What Are Nuclear Weapons For?

Daryl G. Kimball. Remarks at the First Annual Strategic Deterrence Symposium, U.S. Strategic Command, 29 July 2010.
http://www.armscontrol.org/events/STRATCOMRemarks

Excerpt:

Without significant reductions in the role and number of U.S. (and Russian) nuclear weapons, and without U.S. ratification of the Comprehensive Nuclear Test Ban Treaty, our ability to harness the international support necessary to prevent nuclear terrorism and prevent new nuclear weapon states will be greatly diminished.

Without these reductions and the test ban, many non-nuclear-weapon states will become less willing to agree to more effective IAEA safeguards, tighter constraints on the spread of sensitive nuclear fuel cycle technologies, tougher sanctions against violators, and improved interdiction efforts, among other steps.
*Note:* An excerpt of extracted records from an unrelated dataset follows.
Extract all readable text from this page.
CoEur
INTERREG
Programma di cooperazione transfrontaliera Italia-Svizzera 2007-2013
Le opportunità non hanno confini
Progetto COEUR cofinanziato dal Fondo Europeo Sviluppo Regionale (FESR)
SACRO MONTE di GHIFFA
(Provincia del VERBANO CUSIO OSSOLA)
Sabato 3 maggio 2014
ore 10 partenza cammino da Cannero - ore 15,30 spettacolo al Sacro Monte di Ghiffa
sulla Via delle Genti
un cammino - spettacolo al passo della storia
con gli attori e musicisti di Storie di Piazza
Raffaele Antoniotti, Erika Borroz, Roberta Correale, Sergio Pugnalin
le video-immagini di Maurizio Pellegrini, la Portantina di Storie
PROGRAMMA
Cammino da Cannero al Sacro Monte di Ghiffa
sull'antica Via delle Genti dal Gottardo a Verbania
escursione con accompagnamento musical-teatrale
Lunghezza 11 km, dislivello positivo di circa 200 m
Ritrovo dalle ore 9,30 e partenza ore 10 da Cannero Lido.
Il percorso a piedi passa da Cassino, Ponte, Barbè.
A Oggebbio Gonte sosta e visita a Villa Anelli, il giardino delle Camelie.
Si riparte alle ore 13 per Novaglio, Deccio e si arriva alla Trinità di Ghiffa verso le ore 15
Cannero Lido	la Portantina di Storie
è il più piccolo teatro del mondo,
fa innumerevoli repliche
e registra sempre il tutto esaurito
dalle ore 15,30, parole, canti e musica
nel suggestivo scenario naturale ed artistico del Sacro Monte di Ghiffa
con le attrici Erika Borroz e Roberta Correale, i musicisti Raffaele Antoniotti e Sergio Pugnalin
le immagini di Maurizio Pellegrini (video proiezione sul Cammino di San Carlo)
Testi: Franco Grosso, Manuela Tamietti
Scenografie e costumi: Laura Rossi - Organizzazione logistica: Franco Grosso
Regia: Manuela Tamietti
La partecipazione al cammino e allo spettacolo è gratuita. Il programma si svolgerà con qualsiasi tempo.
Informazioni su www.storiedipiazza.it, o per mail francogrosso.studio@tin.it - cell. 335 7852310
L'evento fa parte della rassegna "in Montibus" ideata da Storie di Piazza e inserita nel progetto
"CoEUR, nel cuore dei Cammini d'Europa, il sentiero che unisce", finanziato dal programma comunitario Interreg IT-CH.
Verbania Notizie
In recent years, a growing number of national security experts and leaders, including President Barack Obama, have come to recognize the importance of dramatically changing the roles and missions of U.S. nuclear weapons in ways that:

* minimize the salience and number of nuclear weapons;
* advance concrete nuclear risk reduction steps consistent with the United States nuclear Nonproliferation Treaty (NPT) disarmament obligations; and
* reinforce our commitment to eventually achieve a world without of nuclear weapons.

We can and should limit the role of our nuclear weapons to a core deterrence mission: maintaining a sufficient, survivable nuclear force for the sole purpose of deterring the use of nuclear weapons by another country against the United States or its allies. With secure forces, deterring a nuclear strike requires far fewer nuclear warheads and delivery systems than the current counterforce-oriented nuclear arsenal.

Thus, if the United States were to adopt a policy that explicitly limits the purpose of nuclear weapons to preventing their use by others, then it could drastically reduce its nuclear inventory to a total of no more than 1,000 weapons of all types—strategic, non-strategic, deployed, and nondeployed—within the next few years.